Identify All Access Keys or Group IDs

To identify the access key or group IDs within a given CSP, the following RQL queries can assist:

 

AWS Environments

config from cloud.resource where api.name = 'aws-iam-list-access-keys' AND json.rule = accessKeyId is not empty addcolumn userName

 

Google Cloud Environments

config from cloud.resource where api.name = 'gcloud-iam-service-accounts-list' AND json.rule = uniqueId exists addcolumn email

 

Azure Environments

config from cloud.resource where api.name = 'azure-active-directory-iam-group' AND json.rule = groupId is not empty addcolumn groupName

 

These three Prisma Cloud RQL queries will identify each user account, as well as their associated access key (AWS), UniqueID (gcloud) and Group ID (Azure) within the given CSP. The resulting list of user accounts will allow researchers to identify the specific actions these user accounts have taken. Researchers can grab the query results and insert those values into the previous Suspicious Operations RQL Query in the following format: 'useraccount #1', 'useraccount #2', 'useraccount #3', etc.

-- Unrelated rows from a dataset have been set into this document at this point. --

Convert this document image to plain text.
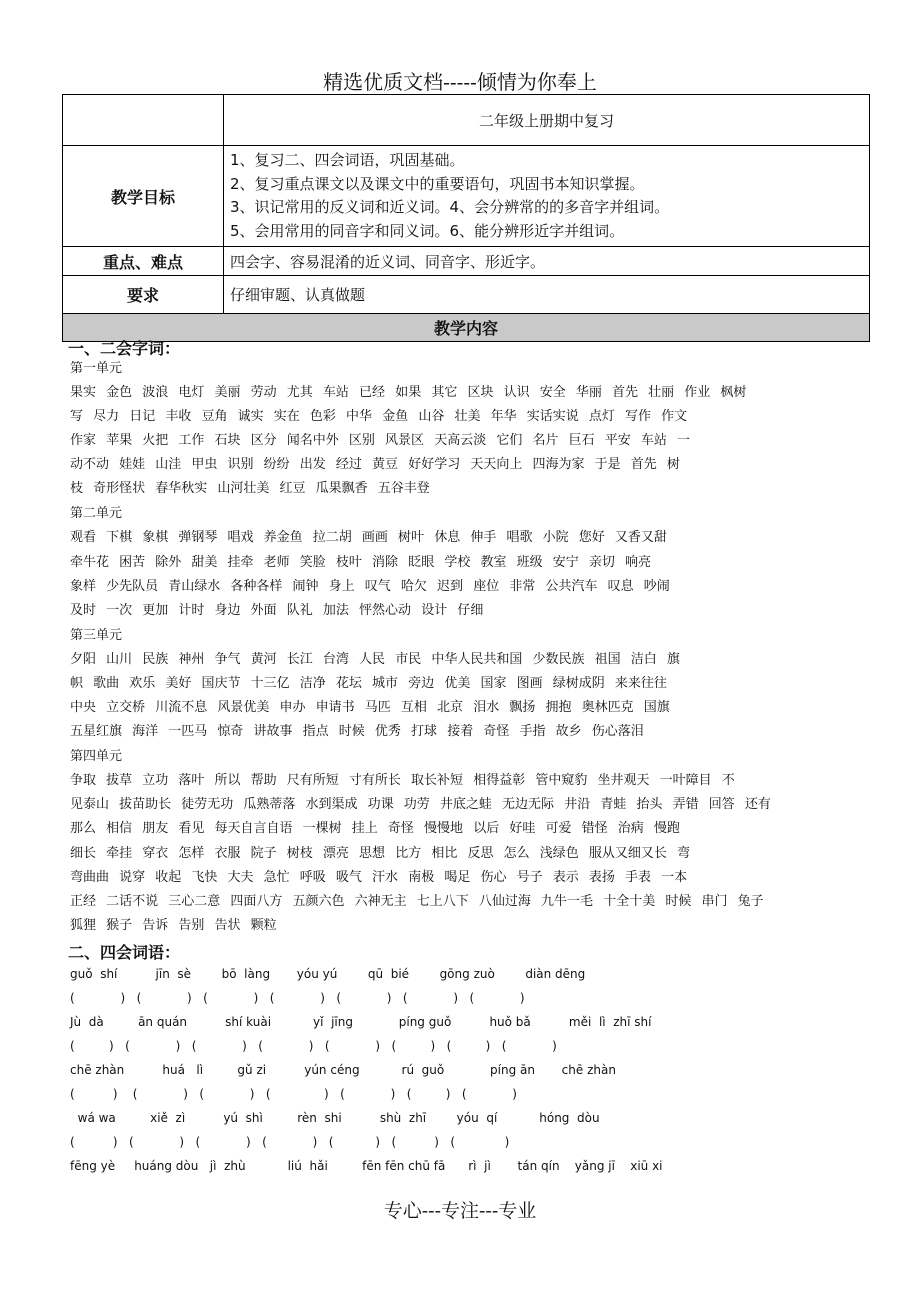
精选优质文档-----倾情为你奉上
	二年级上册期中复习
教学目标	1、复习二、四会词语，巩固基础。

2、复习重点课文以及课文中的重要语句，巩固书本知识掌握。

3、识记常用的反义词和近义词。4、会分辨常的的多音字并组词。

5、会用常用的同音字和同义词。6、能分辨形近字并组词。

重点、难点	四会字、容易混淆的近义词、同音字、形近字。
要求	仔细审题、认真做题
教学内容	
一、二会字词：

第一单元

果实 金色 波浪 电灯 美丽 劳动 尤其 车站 已经 如果 其它 区块 认识 安全 华丽 首先 壮丽 作业 枫树

写 尽力 日记 丰收 豆角 诚实 实在 色彩 中华 金鱼 山谷 壮美 年华 实话实说 点灯 写作 作文

作家 苹果 火把 工作 石块 区分 闻名中外 区别 风景区 天高云淡 它们 名片 巨石 平安 车站 一

动不动 娃娃 山洼 甲虫 识别 纷纷 出发 经过 黄豆 好好学习 天天向上 四海为家 于是 首先 树

枝 奇形怪状 春华秋实 山河壮美 红豆 瓜果飘香 五谷丰登

第二单元

观看 下棋 象棋 弹钢琴 唱戏 养金鱼 拉二胡 画画 树叶 休息 伸手 唱歌 小院 您好 又香又甜

牵牛花 困苦 除外 甜美 挂牵 老师 笑脸 枝叶 消除 眨眼 学校 教室 班级 安宁 亲切 响亮

象样 少先队员 青山绿水 各种各样 闹钟 身上 叹气 哈欠 迟到 座位 非常 公共汽车 叹息 吵闹

及时 一次 更加 计时 身边 外面 队礼 加法 怦然心动 设计 仔细

第三单元

夕阳 山川 民族 神州 争气 黄河 长江 台湾 人民 市民 中华人民共和国 少数民族 祖国 洁白 旗

帜 歌曲 欢乐 美好 国庆节 十三亿 洁净 花坛 城市 旁边 优美 国家 图画 绿树成阴 来来往往

中央 立交桥 川流不息 风景优美 申办 申请书 马匹 互相 北京 泪水 飘扬 拥抱 奥林匹克 国旗

五星红旗 海洋 一匹马 惊奇 讲故事 指点 时候 优秀 打球 接着 奇怪 手指 故乡 伤心落泪

第四单元

争取 拔草 立功 落叶 所以 帮助 尺有所短 寸有所长 取长补短 相得益彰 管中窥豹 坐井观天 一叶障目 不

见泰山 拔苗助长 徒劳无功 瓜熟蒂落 水到渠成 功课 功劳 井底之蛙 无边无际 井沿 青蛙 抬头 弄错 回答 还有

那么 相信 朋友 看见 每天自言自语 一棵树 挂上 奇怪 慢慢地 以后 好哇 可爱 错怪 治病 慢跑

细长 牵挂 穿衣 怎样 衣服 院子 树枝 漂亮 思想 比方 相比 反思 怎么 浅绿色 服从又细又长 弯

弯曲曲 说穿 收起 飞快 大夫 急忙 呼吸 吸气 汗水 南极 喝足 伤心 号子 表示 表扬 手表 一本

正经 二话不说 三心二意 四面八方 五颜六色 六神无主 七上八下 八仙过海 九牛一毛 十全十美 时候 串门 兔子

狐狸 猴子 告诉 告别 告状 颗粒

二、四会词语：

guǒ  shí          jīn  sè        bō  làng       yóu yú        qū  bié        gōng zuò        diàn dēng

(            )   (            )   (            )   (            )   (            )   (            )   (            )

Jù  dà         ān quán          shí kuài           yǐ  jīng            píng guǒ          huǒ bǎ          měi  lì  zhī shí

(         )   (            )   (            )   (            )   (            )   (         )   (         )   (            )

chē zhàn          huá   lì         gǔ zi          yún céng           rú  guǒ            píng ān       chē zhàn

(          )    (            )   (            )   (              )   (            )   (         )   (            )

wá wa         xiě  zì          yú  shì         rèn  shi          shù  zhī        yóu  qí           hóng  dòu

(          )   (            )   (            )   (            )   (           )   (          )   (             )

fēng yè     huáng dòu   jì  zhù           liú  hǎi         fēn fēn chū fā      rì  jì       tán qín    yǎng jī    xiū xi

专心---专注---专业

By combining both the access key and group ID RQL queries with the suspicious operation RQL query, Prisma Cloud removes the barrier of having to query each CSP individually to identify if a known or suspected AccessKey is performing erratically. This will create assist-security teams to identify suspicious access key operations within their cloud environments.

 

Learn More About Prisma Cloud & Rapid Response Situations

The CircleCI incident exposes a detection angle that Prisma Cloud is able to identify quickly and efficiently using its native RQL query language within the Prisma Cloud UI. It eliminates the need for users to navigate to their CSP and perform unique queries specific to that CSP to identify if a single access key is performing the suspicious activity.

A single RQL within the Prisma Cloud UI will query multiple cloud environments, saving time and resources for security teams.